In a recent commentary, CNBC’s Jim Cramer highlighted increasing comparisons between the current market conditions and the infamous dot-com bubble of the late 1990s. However, he noted a significant difference: today’s market is punishing underperforming stocks with more vigor than was seen in 1999.
Cramer explained, “We keep hearing this drumbeat that 2026 is 1999 all over again. But the difference between now and 1999 is that this market does not stop punishing the companies that disappointed… You are unsafe at any level.” Despite the S&P 500 and Nasdaq Composite recently reaching record highs, closing up 0.19% and 0.10% respectively, Cramer observed a sharp divide within the market.
Investors are gravitating toward a limited selection of winners in the artificial intelligence sector, while companies that fail to meet expectations are facing severe sell-offs. He remarked on the pervasive atmosphere of fear in the market, which he described as unprecedented.
Several notable healthcare and medical technology companies have been impacted. For instance, Abbott Laboratories, which Cramer lauded as one of America’s greatest companies, has seen its stock plummet by 34% this year after a slight earnings miss. Cramer emphasized the absurdity of the market’s reaction to such a stalwart name, noting, “A market that punishes Abbott Labs is a market that despises anything not connected to tech and the data center.”
Other companies such as Danaher have also experienced significant declines, with its stock down 27% after a series of disappointing quarters.

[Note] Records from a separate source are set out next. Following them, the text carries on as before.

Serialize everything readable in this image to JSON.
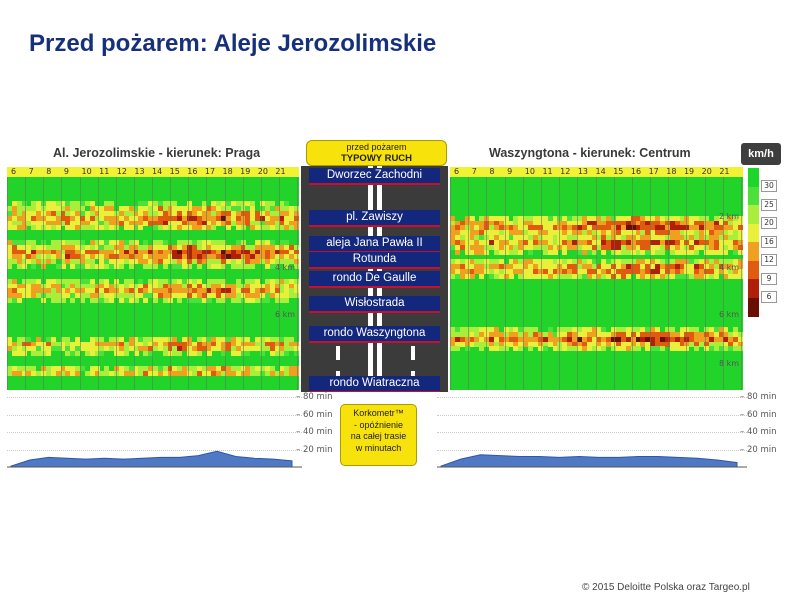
{
  "slide": {
    "title": "Przed pożarem: Aleje Jerozolimskie",
    "footer": "© 2015 Deloitte Polska oraz Targeo.pl"
  },
  "tag": {
    "line1": "przed pożarem",
    "line2": "TYPOWY RUCH"
  },
  "korkometr": {
    "line1": "Korkometr™",
    "line2": "- opóźnienie",
    "line3": "na całej trasie",
    "line4": "w minutach"
  },
  "chart_data": [
    {
      "type": "heatmap",
      "title": "Al. Jerozolimskie - kierunek: Praga",
      "x_tick_labels": [
        "6",
        "7",
        "8",
        "9",
        "10",
        "11",
        "12",
        "13",
        "14",
        "15",
        "16",
        "17",
        "18",
        "19",
        "20",
        "21"
      ],
      "y_tick_labels": [
        "4 km",
        "6 km"
      ],
      "value_unit": "km/h",
      "congestion_bands": [
        {
          "row": 0.18,
          "thickness": 0.07,
          "intensity": 0.45
        },
        {
          "row": 0.35,
          "thickness": 0.06,
          "intensity": 0.6
        },
        {
          "row": 0.52,
          "thickness": 0.05,
          "intensity": 0.45
        },
        {
          "row": 0.78,
          "thickness": 0.04,
          "intensity": 0.4
        },
        {
          "row": 0.9,
          "thickness": 0.03,
          "intensity": 0.35
        }
      ]
    },
    {
      "type": "heatmap",
      "title": "Waszyngtona - kierunek: Centrum",
      "x_tick_labels": [
        "6",
        "7",
        "8",
        "9",
        "10",
        "11",
        "12",
        "13",
        "14",
        "15",
        "16",
        "17",
        "18",
        "19",
        "20",
        "21"
      ],
      "y_tick_labels": [
        "2 km",
        "4 km",
        "6 km",
        "8 km"
      ],
      "value_unit": "km/h",
      "congestion_bands": [
        {
          "row": 0.22,
          "thickness": 0.06,
          "intensity": 0.55
        },
        {
          "row": 0.3,
          "thickness": 0.05,
          "intensity": 0.5
        },
        {
          "row": 0.42,
          "thickness": 0.05,
          "intensity": 0.5
        },
        {
          "row": 0.75,
          "thickness": 0.05,
          "intensity": 0.55
        }
      ]
    },
    {
      "type": "area",
      "title": "",
      "y_tick_labels": [
        "80 min",
        "60 min",
        "40 min",
        "20 min"
      ],
      "ylim": [
        0,
        80
      ],
      "x": [
        6,
        7,
        8,
        9,
        10,
        11,
        12,
        13,
        14,
        15,
        16,
        17,
        18,
        19,
        20,
        21
      ],
      "values": [
        1,
        8,
        11,
        10,
        9,
        10,
        9,
        10,
        11,
        11,
        13,
        18,
        12,
        10,
        9,
        7
      ]
    },
    {
      "type": "area",
      "title": "",
      "y_tick_labels": [
        "80 min",
        "60 min",
        "40 min",
        "20 min"
      ],
      "ylim": [
        0,
        80
      ],
      "x": [
        6,
        7,
        8,
        9,
        10,
        11,
        12,
        13,
        14,
        15,
        16,
        17,
        18,
        19,
        20,
        21
      ],
      "values": [
        1,
        9,
        14,
        13,
        12,
        12,
        11,
        12,
        11,
        11,
        12,
        12,
        11,
        10,
        8,
        5
      ]
    }
  ],
  "legend": {
    "title": "km/h",
    "labels": [
      "30",
      "25",
      "20",
      "16",
      "12",
      "9",
      "6"
    ],
    "colors": [
      "#1ed62a",
      "#4be03a",
      "#a8ee3a",
      "#e8f03a",
      "#f0a020",
      "#e05a10",
      "#b02008",
      "#6a0e04"
    ]
  },
  "stations": [
    "Dworzec Zachodni",
    "pl. Zawiszy",
    "aleja Jana Pawła II",
    "Rotunda",
    "rondo De Gaulle",
    "Wisłostrada",
    "rondo Waszyngtona",
    "rondo Wiatraczna"
  ]
}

Cramer mentioned that Boston Scientific, Intuitive Surgical, Medtronic, ResMed, Stryker, and Zimmer Biomet have all hit new lows as well.
Meanwhile, excitement around stocks linked to artificial intelligence and data centers is palpable. Cramer pointed out that it appears portfolio managers have decided to “abandon any stocks that are not connected to AI,” viewing the data center sector as relatively insulated from economic shifts due to strong demand.
Despite these alarming trends, Cramer urged caution against directly correlating today’s market to the dot-com era, stressing that the dynamics are fundamentally different. “The problem with the dot-com analogies, as I keep explaining, is that they just don’t hold up,” he stated. He concluded that the market is currently polarized, with a clear delineation between “hated stocks” and “loved stocks,” suggesting that the former may be experiencing excessive penalties while the latter are perhaps overly favored.